Его недавние действия были образцово-показательны: для оптимального результата следовало вмешаться в точно определенной точке про-странства-времени, как делает точный разрез хирург или умело поворачивает инструмент инженер.
Именно он вычислял оптимальную природу МНВ (Вечные всегда обозначали минимально необходимое воздействие этой аббревиатурой, МНВ), по своим методикам, опираясь на общие указания Компьютера относительно природы этого МНВ. А Твиссел тремя столетиями позже по Времени наблюдал за МОР (максимальным ожидаемым результатом, как учили сокращать это выражение в интернатуре).

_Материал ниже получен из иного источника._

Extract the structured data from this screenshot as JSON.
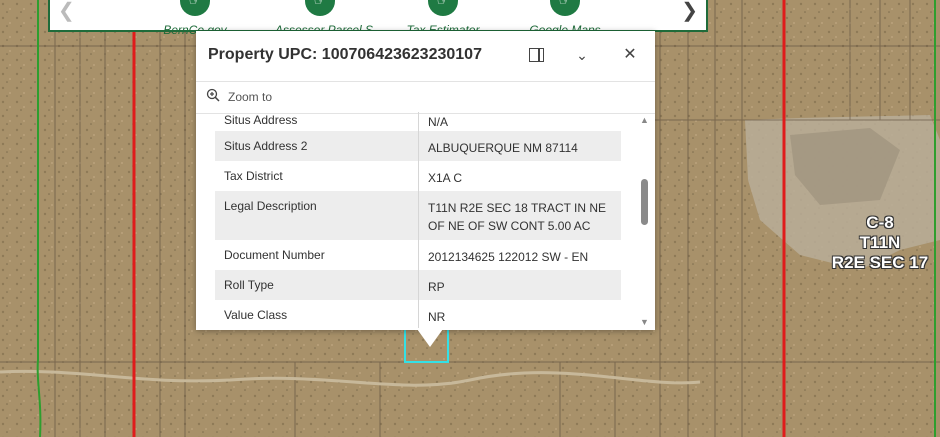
{
  "toolbar": {
    "items": [
      {
        "label": "BernCo.gov"
      },
      {
        "label": "Assessor Parcel S..."
      },
      {
        "label": "Tax Estimator"
      },
      {
        "label": "Google Maps"
      }
    ],
    "prev_icon": "chevron-left-icon",
    "next_icon": "chevron-right-icon"
  },
  "popup": {
    "title": "Property UPC: 100706423623230107",
    "zoom_label": "Zoom to",
    "rows": [
      {
        "key": "Situs Address",
        "value": "N/A"
      },
      {
        "key": "Situs Address 2",
        "value": "ALBUQUERQUE NM 87114"
      },
      {
        "key": "Tax District",
        "value": "X1A C"
      },
      {
        "key": "Legal Description",
        "value": "T11N R2E SEC 18 TRACT IN NE OF NE OF SW CONT 5.00 AC"
      },
      {
        "key": "Document Number",
        "value": "2012134625 122012 SW - EN"
      },
      {
        "key": "Roll Type",
        "value": "RP"
      },
      {
        "key": "Value Class",
        "value": "NR"
      }
    ]
  },
  "map": {
    "section_label_lines": [
      "C-8",
      "T11N",
      "R2E SEC 17"
    ],
    "colors": {
      "section_line": "#e01b1b",
      "road_line": "#2e9e2e",
      "parcel_line": "#5a4a3a",
      "selected_parcel": "#33e0e6",
      "terrain": "#a8916a"
    }
  }
}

Типичная ситуация. Техник привносит небольшую постыдную причину, Компьютер наблюдает ощутимый благородный результат.
Но это неважно. Ничто не имело значения, кроме великой работы, предстоявшей в ближайшем будущем. Теперь, когда явился мальчишка Купер, осталось уже недолго.
Он едва заметно содрогнулся. Непрошеной явилась мысль о первом физиогоде в 482-м.
Он не представлял, как теперь выглядит эта эпоха. Он избегал читать о ней. Избегал назначений в близкое к ней Время. Но он помнил всё, так четко, как если бы только-только закончил обучение и приступил к первому самостоятельному заданию в Вечности.
Он стал Наблюдателем в 482-м и соседних столетиях.
Наблюдатель! Объективный и холодный! Видящий только истинную природу вещей!
Наблюдатель! Человек, чья работа неощутима, ведь каждое квантовое изменение в большей или меньшей мере искажает все данные, накопленные о затронутых им столетиях.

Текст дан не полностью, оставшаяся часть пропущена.